67.驚く土人形の魔法道具
「なんですの? これ」
「なんだと思う?」
魔法道具なのは間違いない。発掘を始めた遺跡は、海水を雨として降らせる魔法道具が出てきた。その知らせを受けて戻ったら、まだ発掘は続いていたの。
目の前にあるのは、両手で頭の上に輪を作る……不思議な土人形だった。形も変だけど、何かに驚いたような表情をしている。振っても中に何もない。両手で持たないと重くて落としそう。覗いても空洞なのに……。
「作動しないんですか?」
なんだと思うと聞くから、まだ動かしていないのだと思った。ところが、尋ねたお母様から意外な答えが返ってくる。
「作動したかどうか不明なの」
見た目は何も起きない。だが作動しているのだという。何も起きていないのに、どうして作動したと言い切れるのか。首を傾げた私から、お母様が土人形を回収した。かちりと音がして、人形の目が光る。
「……不気味ですね」
まさか、この赤い光の照明器具じゃないですよね? 顔を引き攣らせる私に、発掘した農民が胸を張る。
「きっと何か役立つと思うんすよ」
発掘したのは、雨の魔法道具の隣だという。関係があるのでは? と並べて作動させてみた。塩水を使う雨なので、海辺へ移動する。
「降らせるのは少しよ」
「塩害の心配があるものね」
いくら港でも、地上に海水を降らせる時間は短い方がいい。そう思った私の上に、大粒の雨が降ってきた。もっと小雨がいいんだけど……顔を上げて気づいた。
「海水じゃ、ないわ」
「あら、本当」
お母様も驚いた様子で、手を伸ばして雨に触れる。お母様、ご自分だけ傘を差すなんてずるいわ。濡れながら睨んでしまった。顔に当たった水がしょっぱくないし、目に沁みない。
「この土人形、塩抜きみたい」
「でも塩抜きの魔法道具があるなら、どうして本国の山は塩水を降らせたのかしらね」
うーんと唸ったが、そもそもご先祖様の考えなんて理解できない。必要に駆られて作り、作動させている間に起きた問題を、別の魔道具で対応したのかも。興味があることには注力するけれど、それ以外はどうでもいい。

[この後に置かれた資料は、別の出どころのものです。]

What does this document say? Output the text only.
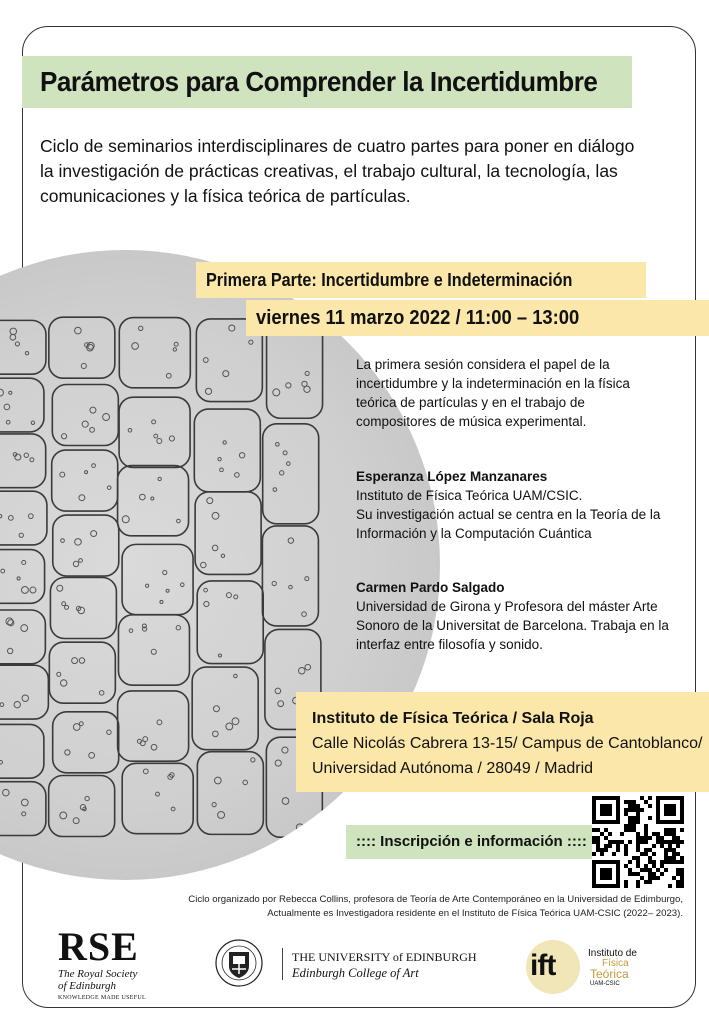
Parámetros para Comprender la Incertidumbre
Ciclo de seminarios interdisciplinares de cuatro partes para poner en diálogo
la investigación de prácticas creativas, el trabajo cultural, la tecnología, las
comunicaciones y la física teórica de partículas.
Primera Parte: Incertidumbre e Indeterminación
viernes 11 marzo 2022 / 11:00 – 13:00
La primera sesión considera el papel de la
incertidumbre y la indeterminación en la física
teórica de partículas y en el trabajo de
compositores de música experimental.
Esperanza López Manzanares
Instituto de Física Teórica UAM/CSIC.
Su investigación actual se centra en la Teoría de la
Información y la Computación Cuántica
Carmen Pardo Salgado
Universidad de Girona y Profesora del máster Arte
Sonoro de la Universitat de Barcelona. Trabaja en la
interfaz entre filosofía y sonido.
Instituto de Física Teórica / Sala Roja
Calle Nicolás Cabrera 13-15/ Campus de Cantoblanco/
Universidad Autónoma / 28049 / Madrid
:::: Inscripción e información ::::
Ciclo organizado por Rebecca Collins, profesora de Teoría de Arte Contemporáneo en la Universidad de Edimburgo,
Actualmente es Investigadora residente en el Instituto de Física Teórica UAM-CSIC (2022– 2023).
RSE
The Royal Society
of Edinburgh
KNOWLEDGE MADE USEFUL
THE UNIVERSITY of EDINBURGH
Edinburgh College of Art	ift	Instituto de
Física
Teórica
UAM-CSIC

レオやユーグ叔父様に共通の、あの感覚の元祖だもの。レオ達は先祖返り、つまりご先祖様に似たのだから。
ぎゃおぉ! 水色のドラゴンが興奮して飛び回り、追いかけたリュシーが吠える。わんっ! やっぱり鳴き声が犬よね。私が犬に憧れたせいだわ。ぐっしょりと濡れた毛皮のせいで、ほっそりしたリュシーに手を振り、私は肩をすくめた。
何にしろ、同時に作動させたら本国は塩害なしで雨を得られる。量を調整しながら、上手に潤さないとね。

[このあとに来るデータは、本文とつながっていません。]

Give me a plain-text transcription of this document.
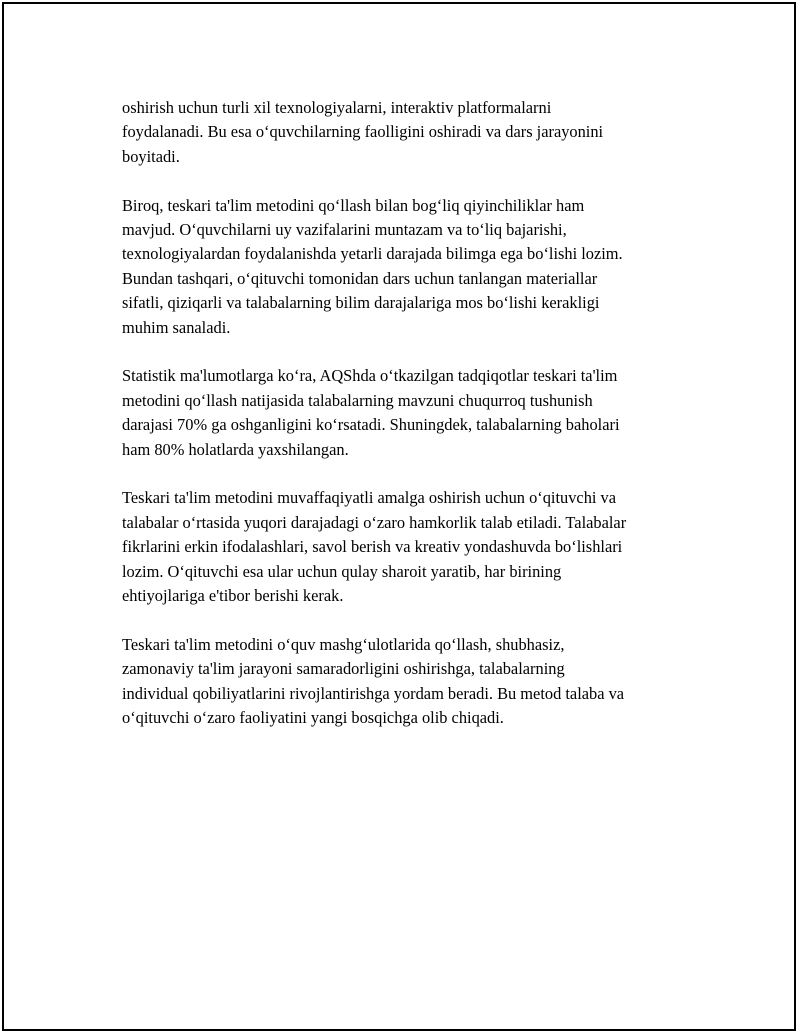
oshirish uchun turli xil texnologiyalarni, interaktiv platformalarni
foydalanadi. Bu esa o‘quvchilarning faolligini oshiradi va dars jarayonini
boyitadi.

Biroq, teskari ta'lim metodini qo‘llash bilan bog‘liq qiyinchiliklar ham
mavjud. O‘quvchilarni uy vazifalarini muntazam va to‘liq bajarishi,
texnologiyalardan foydalanishda yetarli darajada bilimga ega bo‘lishi lozim.
Bundan tashqari, o‘qituvchi tomonidan dars uchun tanlangan materiallar
sifatli, qiziqarli va talabalarning bilim darajalariga mos bo‘lishi kerakligi
muhim sanaladi.

Statistik ma'lumotlarga ko‘ra, AQShda o‘tkazilgan tadqiqotlar teskari ta'lim
metodini qo‘llash natijasida talabalarning mavzuni chuqurroq tushunish
darajasi 70% ga oshganligini ko‘rsatadi. Shuningdek, talabalarning baholari
ham 80% holatlarda yaxshilangan.

Teskari ta'lim metodini muvaffaqiyatli amalga oshirish uchun o‘qituvchi va
talabalar o‘rtasida yuqori darajadagi o‘zaro hamkorlik talab etiladi. Talabalar
fikrlarini erkin ifodalashlari, savol berish va kreativ yondashuvda bo‘lishlari
lozim. O‘qituvchi esa ular uchun qulay sharoit yaratib, har birining
ehtiyojlariga e'tibor berishi kerak.

Teskari ta'lim metodini o‘quv mashg‘ulotlarida qo‘llash, shubhasiz,
zamonaviy ta'lim jarayoni samaradorligini oshirishga, talabalarning
individual qobiliyatlarini rivojlantirishga yordam beradi. Bu metod talaba va
o‘qituvchi o‘zaro faoliyatini yangi bosqichga olib chiqadi.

小さなくしゃみが口をつき、私は慌てて魔法道具を停止させた。いくら海水じゃなくても、この雨は冷たいわ。レオをお遣いに出したタイミングで、風邪でも引いたら……ぞっとする。
閉じ込められちゃうわ。慌てて屋敷に戻り、体を温める。ホットミルクを飲んで、もう一つくしゃみをした。